XML that contains a large amount of CDATA Sections in parsed incorrectly

           Summary: XML that contains a large amount of CDATA Sections in
                    parsed incorrectly
           Product: XalanJ2
           Version: 2.3
          Platform: All
        OS/Version: All
            Status: NEW
          Severity: Major
          Priority: Other
         Component: Xalan
        AssignedTo: xalan-dev@xml.apache.org
        ReportedBy: matt73@aracnet.com
                CC: havlovick.matthew@cfwy.com


For my work, I retreive a large amount of data as an XML String and I use the 
DocumentBuilder to parse a ByteArrayInputStream containing this XML. The XML 
contains many CDATA sections and occasionally, depending upon the data, the 
document tree will have nodes that contain incorrect data. 
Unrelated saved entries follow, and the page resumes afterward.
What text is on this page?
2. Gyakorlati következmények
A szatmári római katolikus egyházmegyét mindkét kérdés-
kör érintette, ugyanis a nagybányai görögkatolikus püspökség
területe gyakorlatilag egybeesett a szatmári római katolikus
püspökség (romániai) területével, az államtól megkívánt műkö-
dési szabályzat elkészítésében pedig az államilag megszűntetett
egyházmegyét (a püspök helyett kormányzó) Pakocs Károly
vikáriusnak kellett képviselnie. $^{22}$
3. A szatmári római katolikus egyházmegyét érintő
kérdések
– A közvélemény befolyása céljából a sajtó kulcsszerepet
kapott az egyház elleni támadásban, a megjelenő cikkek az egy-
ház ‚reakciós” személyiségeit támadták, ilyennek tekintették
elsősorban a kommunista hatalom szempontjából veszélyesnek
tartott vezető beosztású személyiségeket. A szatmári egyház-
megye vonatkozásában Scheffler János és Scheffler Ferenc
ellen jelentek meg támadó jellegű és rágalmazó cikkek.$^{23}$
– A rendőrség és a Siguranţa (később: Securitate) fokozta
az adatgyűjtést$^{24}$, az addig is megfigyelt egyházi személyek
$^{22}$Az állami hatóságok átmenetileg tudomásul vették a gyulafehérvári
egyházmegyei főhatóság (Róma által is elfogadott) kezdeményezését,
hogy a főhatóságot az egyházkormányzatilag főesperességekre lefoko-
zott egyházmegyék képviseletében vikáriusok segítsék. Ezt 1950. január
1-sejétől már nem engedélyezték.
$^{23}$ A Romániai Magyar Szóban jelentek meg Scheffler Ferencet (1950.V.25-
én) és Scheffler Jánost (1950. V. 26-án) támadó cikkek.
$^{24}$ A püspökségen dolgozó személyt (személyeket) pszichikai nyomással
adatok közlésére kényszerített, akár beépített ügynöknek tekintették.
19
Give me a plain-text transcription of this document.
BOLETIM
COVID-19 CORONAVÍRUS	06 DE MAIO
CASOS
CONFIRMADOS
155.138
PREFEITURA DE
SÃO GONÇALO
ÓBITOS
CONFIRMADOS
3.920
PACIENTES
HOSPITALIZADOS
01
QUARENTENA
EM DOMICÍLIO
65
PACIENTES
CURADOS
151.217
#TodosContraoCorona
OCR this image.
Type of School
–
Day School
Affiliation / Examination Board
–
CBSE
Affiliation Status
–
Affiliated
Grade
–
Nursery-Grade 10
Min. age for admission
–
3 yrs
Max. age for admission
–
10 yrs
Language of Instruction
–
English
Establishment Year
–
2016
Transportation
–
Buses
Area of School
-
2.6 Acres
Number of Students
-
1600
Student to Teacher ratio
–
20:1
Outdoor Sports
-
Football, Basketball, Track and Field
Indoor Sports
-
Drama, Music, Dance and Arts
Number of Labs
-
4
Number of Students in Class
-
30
I have found that if I put a crimson.jar in front of the xercesImpl.jar in the 
classpath, then the document tree comes out OK, but not if xercesImpl.jar is in 
front of the crimson.jar.

Since we use such a large string of XML data, trying to have you reproduce it 
may be somewhat difficult. I was able to make a small program that does produce 
these incorrect results.

import org.w3c.dom.*;
import javax.xml.parsers.*; 
import java.io.*;

class xmltest{
    public static void main(String args[]){
 
        StringBuffer xml = new StringBuffer();
        xml.append("<LETTERS>");
        for (int y=0;y<=100;y++){
            xml.append("<LETTER><![CDATA[");
            for (int z=0;z<=y;z++) xml.append((char)((y%26)+97));
            xml.append("]]></LETTER>");
        }
        xml.append("</LETTERS>");
        
        byte[] b = xml.toString().getBytes();
        InputStream is = new ByteArrayInputStream(b);
        Document doc = null;
        try {
            if (is!=null){
                DocumentBuilderFactory docBuilderFactory = 
DocumentBuilderFactory.newInstance();
                DocumentBuilder docBuilder = 
docBuilderFactory.newDocumentBuilder();
                doc = docBuilder.parse(is);
            }
        } catch (Exception e){}   
          
            
        NodeList nodelist =  doc.getDocumentElement().getChildNodes();
        for (int idx=0; idx<nodelist.getLength();idx++){
            Node node = nodelist.item(idx);
            System.out.println(node.getFirstChild().getNodeValue());
        }
    }
}

At least in my testing, when the nodelist gets to the 65th item, the result for 
the node value is incorrect. Instead of the node containing the same letter, it 
is like a concatination of many of the other nodes.

Thanks,

Matt Havlovick
Consolidated Freightways